State Sen. Sheila Harsdorf, R-River Falls, introduced the constitutional amendment after a particularly extensive and publicized use of the partial veto by Gov. Jim Doyle in 2005. Doyle excised 752 words from a budget bill and left a 20-word sentence shifting $427 million from transportation to education, a measure never approved by the legislature.

“This resolution, what we are proposing … is basically saying the governor will be prohibited from creating a new sentences by combining two or more other sentences,” Harsdorf said. “No governor should be able to use the partial veto authority to enact laws that have not passed the legislature.”

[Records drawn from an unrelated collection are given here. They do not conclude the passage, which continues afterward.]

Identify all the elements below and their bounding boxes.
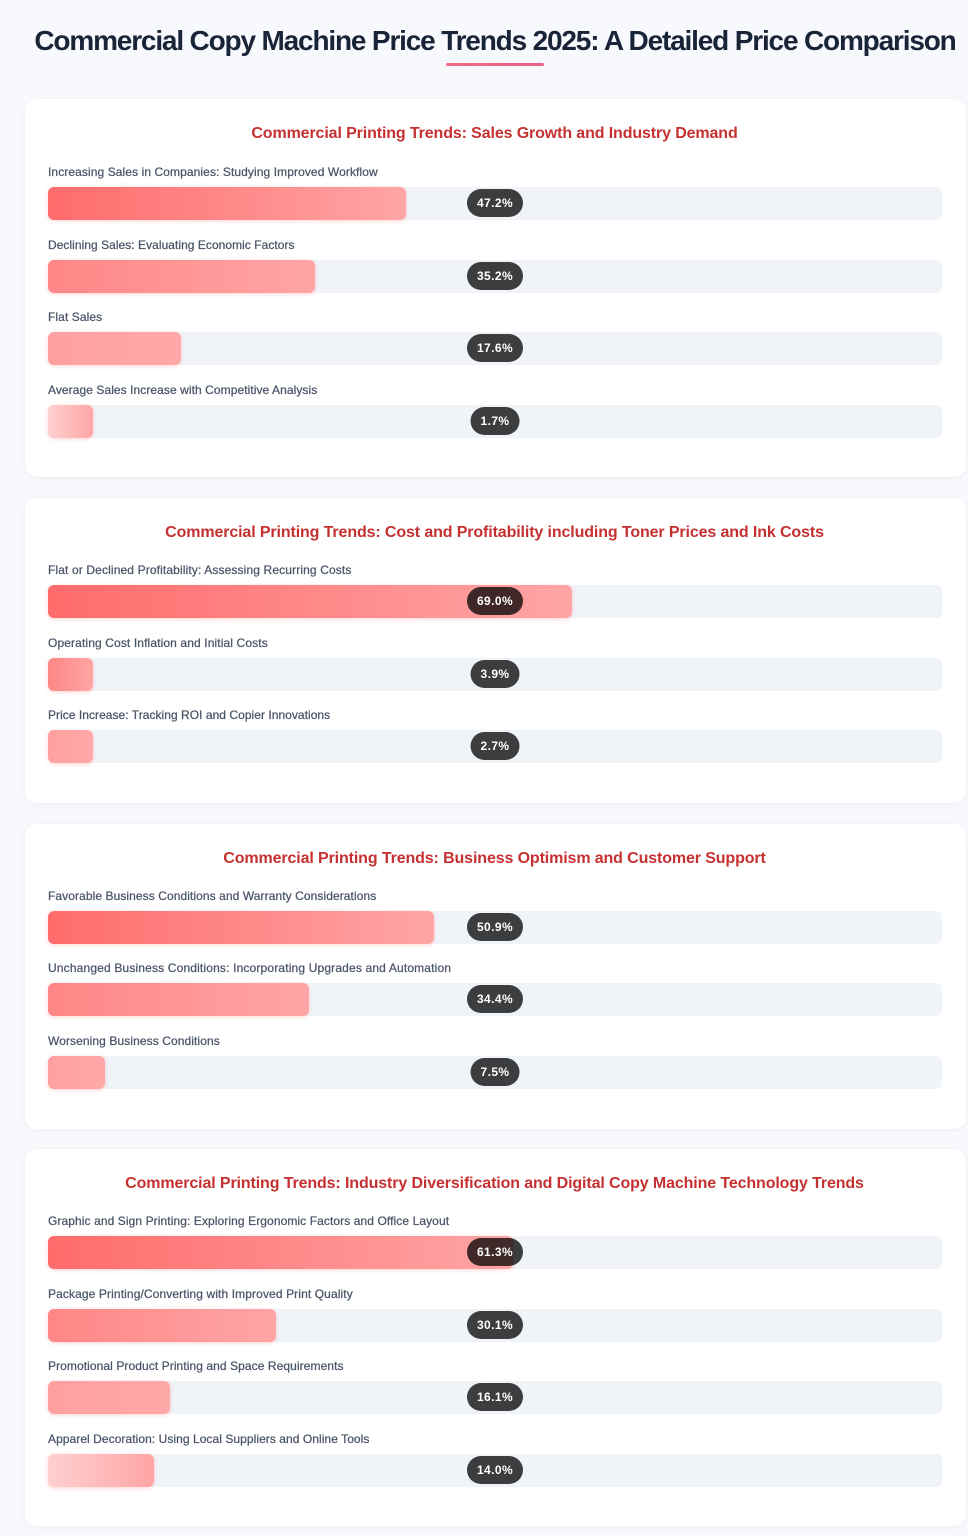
bar: package printing 30.1%: 30.1% xyxy=(477,1318,513,1332)
bar: declining sales 35.2%: Declining Sales: Evaluating Economic Factors xyxy=(48,238,295,252)
title: Commercial Copy Machine Price Trends 2025: A Detailed Price Comparison xyxy=(34,25,956,56)
bar: worsening business conditions 7.5% xyxy=(46,1034,942,1092)
panel heading: Commercial Printing Trends: Sales Growth and Industry Demand xyxy=(251,125,738,142)
bar: graphic and sign printing 61.3%: 61.3% xyxy=(477,1245,513,1259)
bar: flat sales 17.6% xyxy=(46,310,942,368)
bar: worsening business conditions 7.5%: Worsening Business Conditions xyxy=(48,1034,220,1048)
bar: package printing 30.1% xyxy=(46,1287,942,1345)
bar: apparel decoration 14.0%: 14.0% xyxy=(477,1463,513,1477)
panel heading: Commercial Printing Trends: Industry Diversification and Digital Copy Machine Technology Trends xyxy=(125,1175,864,1192)
bar: price increase 2.7% xyxy=(46,708,942,766)
panel heading: Commercial Printing Trends: Cost and Profitability including Toner Prices and Ink Costs xyxy=(165,524,824,541)
title underline xyxy=(446,63,544,66)
panel: cost and profitability xyxy=(25,498,966,803)
bar: promotional product printing 16.1%: Promotional Product Printing and Space Requirements xyxy=(48,1359,344,1373)
bar: graphic and sign printing 61.3%: Graphic and Sign Printing: Exploring Ergonomic Factors and Office Layout xyxy=(48,1214,449,1228)
bar: flat sales 17.6%: Flat Sales xyxy=(48,310,102,324)
panel: industry diversification and technology trends xyxy=(25,1149,966,1526)
bar: price increase 2.7%: Price Increase: Tracking ROI and Copier Innovations xyxy=(48,708,330,722)
bar: promotional product printing 16.1%: 16.1% xyxy=(477,1390,513,1404)
bar: average sales increase 1.7%: 1.7% xyxy=(481,414,509,428)
bar: package printing 30.1%: Package Printing/Converting with Improved Print Quality xyxy=(48,1287,353,1301)
bar: increasing sales 47.2% xyxy=(46,165,942,223)
panel: sales growth and industry demand xyxy=(25,99,966,477)
bar: unchanged business conditions 34.4%: 34.4% xyxy=(477,992,513,1006)
bar: operating cost inflation 3.9%: Operating Cost Inflation and Initial Costs xyxy=(48,636,268,650)
bar: unchanged business conditions 34.4%: Unchanged Business Conditions: Incorporating Upgrades and Automation xyxy=(48,961,451,975)
bar: worsening business conditions 7.5%: 7.5% xyxy=(481,1065,509,1079)
bar: promotional product printing 16.1% xyxy=(46,1359,942,1417)
bar: favorable business conditions 50.9%: Favorable Business Conditions and Warranty Considerations xyxy=(48,889,376,903)
bar: operating cost inflation 3.9% xyxy=(46,636,942,694)
bar: declining sales 35.2%: 35.2% xyxy=(477,269,513,283)
bar: flat or declined profitability 69.0% xyxy=(46,563,942,621)
bar: operating cost inflation 3.9%: 3.9% xyxy=(481,667,509,681)
bar: flat or declined profitability 69.0%: Flat or Declined Profitability: Assessing Recurring Costs xyxy=(48,563,352,577)
bar: flat or declined profitability 69.0%: 69.0% xyxy=(477,594,513,608)
panel heading: Commercial Printing Trends: Business Optimism and Customer Support xyxy=(223,850,766,867)
bar: average sales increase 1.7%: Average Sales Increase with Competitive Analysis xyxy=(48,383,317,397)
bar: unchanged business conditions 34.4% xyxy=(46,961,942,1019)
bar: graphic and sign printing 61.3% xyxy=(46,1214,942,1272)
bar: increasing sales 47.2%: 47.2% xyxy=(477,196,513,210)
bar: price increase 2.7%: 2.7% xyxy=(481,739,509,753)
panel: business optimism and customer support xyxy=(25,824,966,1129)
bar: average sales increase 1.7% xyxy=(46,383,942,441)
bar: increasing sales 47.2%: Increasing Sales in Companies: Studying Improved Workflow xyxy=(48,165,378,179)
bar: declining sales 35.2% xyxy=(46,238,942,296)
bar: favorable business conditions 50.9%: 50.9% xyxy=(477,920,513,934)
bar: apparel decoration 14.0% xyxy=(46,1432,942,1490)
bar: apparel decoration 14.0%: Apparel Decoration: Using Local Suppliers and Online Tools xyxy=(48,1432,369,1446)
bar: flat sales 17.6%: 17.6% xyxy=(477,341,513,355)
bar: favorable business conditions 50.9% xyxy=(46,889,942,947)
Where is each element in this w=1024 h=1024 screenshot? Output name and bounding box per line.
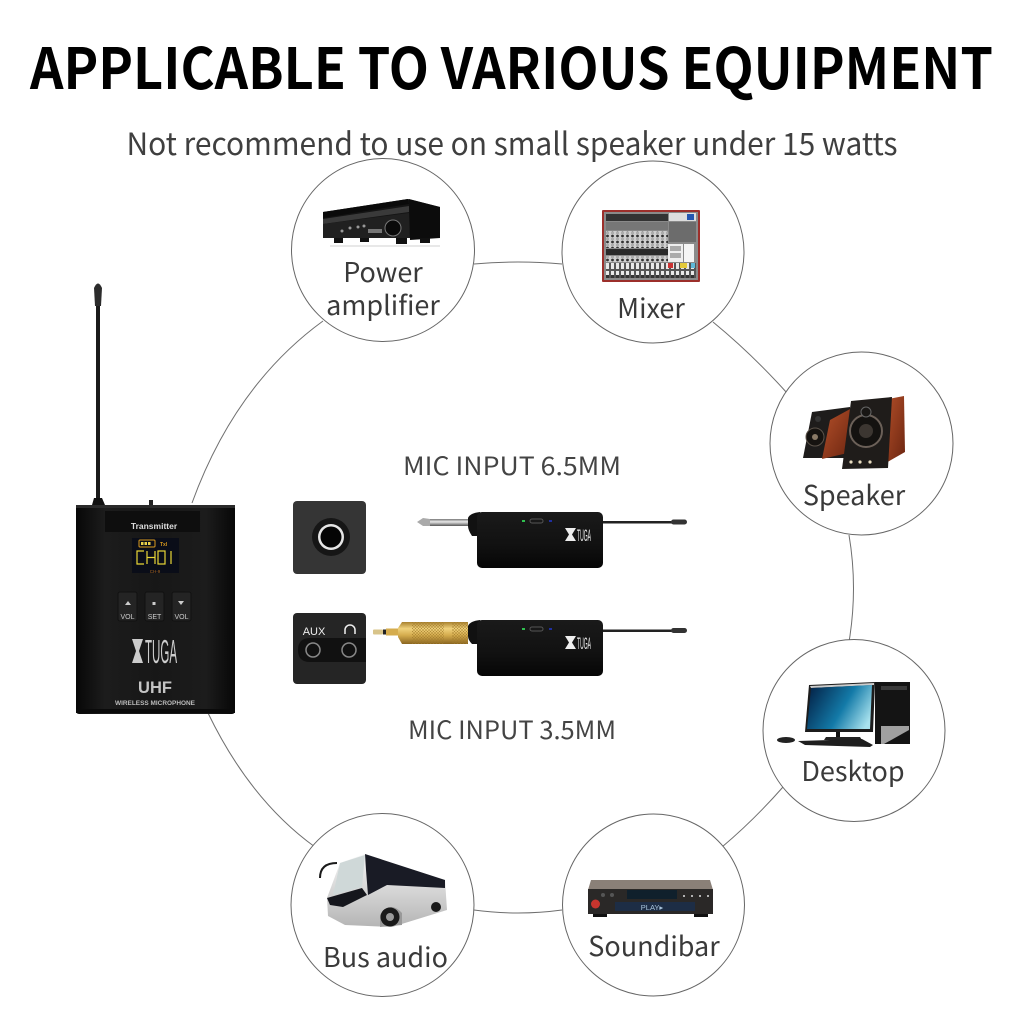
tile: AUX ports: [293, 613, 366, 684]
icon: soundbar player: [588, 880, 713, 917]
display: CH-9: [150, 569, 161, 574]
receiver with 6.5mm plug: TUGA: [577, 526, 591, 545]
panel: transmitter: TUGA: [145, 633, 177, 670]
label: UHF: UHF: [138, 679, 172, 697]
tile: AUX ports: AUX: [303, 626, 326, 638]
panel: transmitter: [76, 284, 235, 714]
heading: mic input 3.5mm: MIC INPUT 3.5MM: [408, 711, 616, 747]
subtitle: Not recommend to use on small speaker under 15 watts: [126, 119, 898, 164]
label: Transmitter: Transmitter: [131, 521, 178, 531]
icon: desktop computer: [777, 682, 910, 747]
buttons: [118, 592, 191, 621]
receiver with 6.5mm plug: [417, 512, 687, 568]
label: Soundibar: Soundibar: [588, 925, 720, 964]
buttons: VOL: [120, 614, 135, 621]
label: Desktop: Desktop: [801, 750, 905, 789]
label: Mixer: Mixer: [617, 287, 685, 326]
panel: desktop: [763, 640, 945, 822]
display: Txl: [160, 542, 168, 548]
heading: mic input 6.5mm: MIC INPUT 6.5MM: [403, 447, 621, 483]
receiver with 3.5mm gold adapter: TUGA: [577, 634, 591, 653]
logo: XTUGA: [132, 633, 177, 670]
label: Speaker: Speaker: [803, 474, 906, 513]
transmitter body: [76, 505, 235, 714]
buttons: VOL: [174, 614, 189, 621]
label: Bus audio: Bus audio: [323, 936, 448, 975]
panel: soundbar: [562, 814, 744, 996]
label: Power: Power: [343, 251, 423, 290]
label: wireless microphone: WIRELESS MICROPHONE: [115, 701, 195, 707]
display: [132, 538, 179, 574]
panel: speaker: [770, 352, 953, 535]
icon: mixer: [602, 210, 700, 282]
tile: 6.5mm jack: [293, 501, 366, 574]
label: amplifier: amplifier: [326, 284, 440, 323]
antenna: [92, 284, 105, 505]
icon: bus: [320, 854, 447, 927]
connecting ring: [192, 262, 854, 913]
panel: power amplifier: [292, 158, 474, 342]
icon: speakers: [803, 396, 905, 469]
panel: bus audio: [291, 814, 474, 996]
panel: mixer: [562, 161, 744, 343]
buttons: SET: [148, 614, 162, 621]
icon: amplifier: [323, 199, 440, 247]
receiver with 3.5mm gold adapter: [373, 620, 687, 676]
icon: soundbar player: PLAY▸: [641, 903, 663, 912]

With the approval of the referendum, Doyle and future Wisconsin governors will no longer be able to create new sentences by crossing out words or numbers from two or more existing clauses.

The amendment received strong bipartisan support before appearing on the April 1 ballot, passing with a 33-0 vote on second consideration in the Senate and a 94-1 vote in the Assembly, according to Harsdorf.

Amendment co-sponsor state Sen. Tim Carpenter, D-Milwaukee, commended the legislature’s support of the referendum.

“For me, it’s not a partisan issue, it’s institutional,” Carpenter said. “It’s not directed toward Gov. Doyle whatsoever, it’s the powers of future governors I’m worried about.”

Despite the overwhelming support of the measure, Gov. Jim Doyle displayed less enthusiasm for the amendment, though he never officially denounced it.

“I’ve just sort of stayed out of it because it has to do with longer-term institutional relationships between the legislature … I do think people have vastly overblown what this is all about, and I think that the voters should be very careful in changing the constitution and not knowing what some of the ramifications of that might be,” Doyle said. “It’s important that the governor have a strong partial veto.”

However, Doyle has criticized the breadth of the partial veto power in the past. According to Jay Heck, executive director of the bipartisan group Common Cause in Wisconsin, Doyle was “very much for limiting the veto authority of the governor” prior to his gubernatorial election in 2003.

Doyle admitted he “[sees] the world from a different perspective now,” and abuses of executive power via the “Frankenstein” veto are not unique to his governorship.

Yet, despite the passage of the constitutional amendment Tuesday, the Wisconsin governor will still have extremely extensive veto powers.

Harsdorf admitted the governor’s power will remain vast, said she supports the partial veto despite her sponsorship of this bill, but she felt Gov. Doyle’s use of it in 2005 necessitated action.

“I support the partial veto, but I believe that was clearly an abuse of the use of the partial veto,” Harsdorf said. “The partial veto was never intended to allow a governor to enact laws that have not passed the legislature … Even with this change, our governor will still have the broadest veto authority of any governor in the nation.”

Even after the decision to limit the “Frankenstein veto” governors will still have the ability to remove single digits to create new figures or delete whole clauses from paragraphs to change their meaning.

Heck said the amendment is not “a slashing diminution of power,” but added Wisconsin can’t afford to waste this opportunity and said he supported the bill as an essential starting point.